Connecting MCP servers to agents
After creating an MCP server, you need to enable it on specific agents:
- Open an agent in the Admin UI
- Expand the MCP Servers section
- Toggle on the MCP servers you want this agent to use
- Save
Each agent can have different MCP tools enabled. A “home assistant” agent might have Home Assistant MCP enabled. A “code reviewer” agent might have GitHub MCP. A “research assistant” might have web search and filesystem access. You control the capabilities of each agent individually.
Real-world examples
Smart home control
Connect Home Assistant MCP and your agent can:
- “Turn off the living room lights”
- “Set the thermostat to 22 degrees”
- “Is the garage door open?”
- “Dim the bedroom lights to 30%”
This works from the Voice UI (say it), Telegram (text it), or even a cron job (automate it).
Software development
Connect GitHub MCP and filesystem MCP, and your agent can:
- “Create an issue for the login bug I just described”
- “Show me the last 5 commits on the main branch”
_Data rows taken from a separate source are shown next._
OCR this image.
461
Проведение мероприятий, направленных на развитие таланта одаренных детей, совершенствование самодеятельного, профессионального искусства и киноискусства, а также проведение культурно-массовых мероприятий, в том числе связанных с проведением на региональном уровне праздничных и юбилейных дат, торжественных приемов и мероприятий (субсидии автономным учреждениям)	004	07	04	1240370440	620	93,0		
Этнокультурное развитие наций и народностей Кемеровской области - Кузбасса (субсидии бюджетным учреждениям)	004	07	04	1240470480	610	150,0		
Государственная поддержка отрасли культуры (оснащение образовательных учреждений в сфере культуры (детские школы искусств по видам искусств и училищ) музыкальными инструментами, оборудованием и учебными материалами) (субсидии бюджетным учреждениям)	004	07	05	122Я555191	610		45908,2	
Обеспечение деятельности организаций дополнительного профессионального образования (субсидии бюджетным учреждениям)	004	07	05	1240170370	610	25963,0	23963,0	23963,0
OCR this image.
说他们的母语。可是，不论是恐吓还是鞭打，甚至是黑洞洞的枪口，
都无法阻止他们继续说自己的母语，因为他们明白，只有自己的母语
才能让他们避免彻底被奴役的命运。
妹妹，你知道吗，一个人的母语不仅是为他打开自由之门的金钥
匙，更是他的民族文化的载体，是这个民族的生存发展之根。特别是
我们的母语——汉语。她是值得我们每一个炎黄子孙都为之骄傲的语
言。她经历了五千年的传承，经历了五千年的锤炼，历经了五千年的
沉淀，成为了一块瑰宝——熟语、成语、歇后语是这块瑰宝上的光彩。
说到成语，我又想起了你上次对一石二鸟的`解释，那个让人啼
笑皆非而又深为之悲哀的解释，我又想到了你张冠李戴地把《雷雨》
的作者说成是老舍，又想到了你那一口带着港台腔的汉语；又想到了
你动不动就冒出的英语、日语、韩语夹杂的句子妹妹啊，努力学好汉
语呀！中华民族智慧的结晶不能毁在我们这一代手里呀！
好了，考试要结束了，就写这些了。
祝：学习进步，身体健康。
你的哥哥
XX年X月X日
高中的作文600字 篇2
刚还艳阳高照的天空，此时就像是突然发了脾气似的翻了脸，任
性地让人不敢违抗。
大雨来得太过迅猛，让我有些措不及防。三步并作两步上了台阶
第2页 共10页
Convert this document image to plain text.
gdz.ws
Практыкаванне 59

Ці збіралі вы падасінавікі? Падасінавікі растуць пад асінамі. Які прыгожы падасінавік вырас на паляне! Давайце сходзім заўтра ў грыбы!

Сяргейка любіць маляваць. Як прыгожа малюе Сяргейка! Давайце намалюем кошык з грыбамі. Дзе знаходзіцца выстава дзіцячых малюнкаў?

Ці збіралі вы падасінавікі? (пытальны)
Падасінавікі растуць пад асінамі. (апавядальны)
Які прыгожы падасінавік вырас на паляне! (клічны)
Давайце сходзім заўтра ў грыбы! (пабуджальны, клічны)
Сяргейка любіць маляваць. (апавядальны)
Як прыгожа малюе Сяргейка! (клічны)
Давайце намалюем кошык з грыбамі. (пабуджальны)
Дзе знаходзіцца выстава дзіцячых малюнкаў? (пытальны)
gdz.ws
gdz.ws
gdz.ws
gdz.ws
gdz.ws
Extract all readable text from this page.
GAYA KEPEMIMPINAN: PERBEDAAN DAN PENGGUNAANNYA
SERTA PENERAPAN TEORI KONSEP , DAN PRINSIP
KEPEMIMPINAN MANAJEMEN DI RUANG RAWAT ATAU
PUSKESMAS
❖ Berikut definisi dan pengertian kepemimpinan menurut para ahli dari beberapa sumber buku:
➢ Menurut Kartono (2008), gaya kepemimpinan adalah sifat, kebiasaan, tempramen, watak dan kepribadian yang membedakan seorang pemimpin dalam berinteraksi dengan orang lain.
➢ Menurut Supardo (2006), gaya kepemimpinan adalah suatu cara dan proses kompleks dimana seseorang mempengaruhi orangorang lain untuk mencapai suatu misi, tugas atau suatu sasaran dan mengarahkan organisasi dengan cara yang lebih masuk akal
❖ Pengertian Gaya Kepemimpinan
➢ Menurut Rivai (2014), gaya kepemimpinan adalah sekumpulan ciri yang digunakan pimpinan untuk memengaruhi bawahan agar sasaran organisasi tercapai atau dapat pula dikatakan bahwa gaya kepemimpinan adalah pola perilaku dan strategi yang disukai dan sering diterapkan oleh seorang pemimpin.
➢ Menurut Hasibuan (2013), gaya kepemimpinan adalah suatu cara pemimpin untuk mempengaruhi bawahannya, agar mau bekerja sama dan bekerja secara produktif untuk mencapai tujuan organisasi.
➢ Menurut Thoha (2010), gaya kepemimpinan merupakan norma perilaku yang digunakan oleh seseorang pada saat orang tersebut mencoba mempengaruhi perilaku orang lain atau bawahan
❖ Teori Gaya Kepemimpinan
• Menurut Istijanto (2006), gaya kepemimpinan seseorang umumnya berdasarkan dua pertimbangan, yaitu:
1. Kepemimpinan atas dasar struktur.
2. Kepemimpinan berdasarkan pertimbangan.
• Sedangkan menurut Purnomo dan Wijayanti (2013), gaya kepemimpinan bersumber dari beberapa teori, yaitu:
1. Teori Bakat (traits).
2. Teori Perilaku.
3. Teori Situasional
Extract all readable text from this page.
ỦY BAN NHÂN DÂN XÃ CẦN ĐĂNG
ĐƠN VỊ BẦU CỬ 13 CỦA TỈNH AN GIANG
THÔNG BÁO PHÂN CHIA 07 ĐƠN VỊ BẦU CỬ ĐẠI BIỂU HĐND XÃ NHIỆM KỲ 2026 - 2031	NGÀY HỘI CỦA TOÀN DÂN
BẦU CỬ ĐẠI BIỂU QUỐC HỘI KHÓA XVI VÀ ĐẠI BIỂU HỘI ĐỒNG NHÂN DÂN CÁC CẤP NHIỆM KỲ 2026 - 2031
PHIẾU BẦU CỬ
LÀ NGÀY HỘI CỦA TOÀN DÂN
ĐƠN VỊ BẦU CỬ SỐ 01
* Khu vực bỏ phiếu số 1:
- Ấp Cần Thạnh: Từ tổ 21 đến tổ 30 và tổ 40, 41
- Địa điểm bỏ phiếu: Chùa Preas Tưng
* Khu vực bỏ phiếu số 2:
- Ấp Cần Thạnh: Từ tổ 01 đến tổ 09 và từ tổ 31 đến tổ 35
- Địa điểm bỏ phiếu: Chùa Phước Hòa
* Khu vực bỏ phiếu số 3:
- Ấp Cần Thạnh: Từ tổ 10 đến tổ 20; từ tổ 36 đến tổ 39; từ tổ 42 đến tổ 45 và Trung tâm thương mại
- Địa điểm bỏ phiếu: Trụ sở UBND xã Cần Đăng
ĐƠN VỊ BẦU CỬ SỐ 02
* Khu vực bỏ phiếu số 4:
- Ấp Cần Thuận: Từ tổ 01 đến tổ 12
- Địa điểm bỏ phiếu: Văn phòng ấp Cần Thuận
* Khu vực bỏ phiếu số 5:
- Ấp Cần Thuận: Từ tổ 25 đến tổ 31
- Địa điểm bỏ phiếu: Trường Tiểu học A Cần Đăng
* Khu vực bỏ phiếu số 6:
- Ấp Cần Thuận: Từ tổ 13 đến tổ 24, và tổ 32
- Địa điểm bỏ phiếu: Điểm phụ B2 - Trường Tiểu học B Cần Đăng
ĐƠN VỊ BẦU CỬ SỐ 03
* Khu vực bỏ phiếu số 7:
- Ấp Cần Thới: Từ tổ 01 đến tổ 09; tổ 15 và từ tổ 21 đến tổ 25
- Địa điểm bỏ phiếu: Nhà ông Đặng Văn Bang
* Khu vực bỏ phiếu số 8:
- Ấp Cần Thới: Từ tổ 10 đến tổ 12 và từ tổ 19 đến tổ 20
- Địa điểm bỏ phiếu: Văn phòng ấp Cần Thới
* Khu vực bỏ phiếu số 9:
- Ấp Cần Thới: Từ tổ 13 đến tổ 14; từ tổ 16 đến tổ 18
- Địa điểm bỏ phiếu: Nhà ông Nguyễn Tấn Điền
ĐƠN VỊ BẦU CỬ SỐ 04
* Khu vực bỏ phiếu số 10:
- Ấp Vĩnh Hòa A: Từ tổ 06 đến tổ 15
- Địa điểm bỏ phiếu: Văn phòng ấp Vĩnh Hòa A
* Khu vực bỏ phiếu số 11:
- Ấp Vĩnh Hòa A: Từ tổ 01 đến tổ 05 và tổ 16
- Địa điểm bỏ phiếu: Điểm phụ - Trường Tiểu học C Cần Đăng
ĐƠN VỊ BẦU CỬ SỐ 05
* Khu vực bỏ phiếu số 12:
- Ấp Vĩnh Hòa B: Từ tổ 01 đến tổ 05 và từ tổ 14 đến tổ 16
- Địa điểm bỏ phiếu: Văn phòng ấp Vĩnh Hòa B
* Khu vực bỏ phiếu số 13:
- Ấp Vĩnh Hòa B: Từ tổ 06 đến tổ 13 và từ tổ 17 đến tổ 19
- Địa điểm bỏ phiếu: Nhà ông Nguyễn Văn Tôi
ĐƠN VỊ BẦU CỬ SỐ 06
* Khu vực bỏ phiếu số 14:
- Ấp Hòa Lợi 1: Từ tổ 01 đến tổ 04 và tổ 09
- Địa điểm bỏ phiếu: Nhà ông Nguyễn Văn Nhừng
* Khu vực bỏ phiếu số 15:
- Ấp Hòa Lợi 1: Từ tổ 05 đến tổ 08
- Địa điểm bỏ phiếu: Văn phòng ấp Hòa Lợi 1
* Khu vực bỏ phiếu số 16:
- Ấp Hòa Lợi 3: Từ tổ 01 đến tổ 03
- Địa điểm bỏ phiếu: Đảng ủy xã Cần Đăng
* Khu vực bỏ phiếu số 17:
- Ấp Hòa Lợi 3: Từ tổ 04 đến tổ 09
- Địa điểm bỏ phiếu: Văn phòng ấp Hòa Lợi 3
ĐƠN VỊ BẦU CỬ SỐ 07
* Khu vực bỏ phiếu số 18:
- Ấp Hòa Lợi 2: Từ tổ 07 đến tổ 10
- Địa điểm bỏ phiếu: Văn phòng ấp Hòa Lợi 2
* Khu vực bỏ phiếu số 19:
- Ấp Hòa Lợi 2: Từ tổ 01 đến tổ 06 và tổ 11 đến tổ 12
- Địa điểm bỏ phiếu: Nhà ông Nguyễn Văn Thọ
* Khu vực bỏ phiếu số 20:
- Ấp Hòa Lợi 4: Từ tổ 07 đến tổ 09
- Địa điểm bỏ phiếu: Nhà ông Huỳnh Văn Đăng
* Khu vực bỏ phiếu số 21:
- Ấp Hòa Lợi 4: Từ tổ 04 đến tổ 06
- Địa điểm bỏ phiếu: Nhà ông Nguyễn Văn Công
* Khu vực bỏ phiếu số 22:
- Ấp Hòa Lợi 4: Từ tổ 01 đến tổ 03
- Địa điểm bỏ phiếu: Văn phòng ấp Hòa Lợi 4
- “Read the README.md file and suggest improvements”
Database queries
Connect a PostgreSQL or MySQL MCP server, and your agent can:
- “How many users signed up this week?”
- “Show me the top 10 products by revenue”
- “What’s the average response time from the logs?”
The power of combination
The real magic happens when you combine multiple MCP tools in a single agent, or across agents in a flow:
- An agent with Home Assistant + web search can say “It’s going to rain tonight, so I’ve closed the windows and turned on the heater.”
- A flow with a database agent + report writer + email sender can generate and send daily business summaries automatically.
- An agent with GitHub + filesystem + web search becomes a capable development assistant.
The more tools you connect, the closer you get to having an AI assistant that can actually help with your daily life and work — not just chat about it.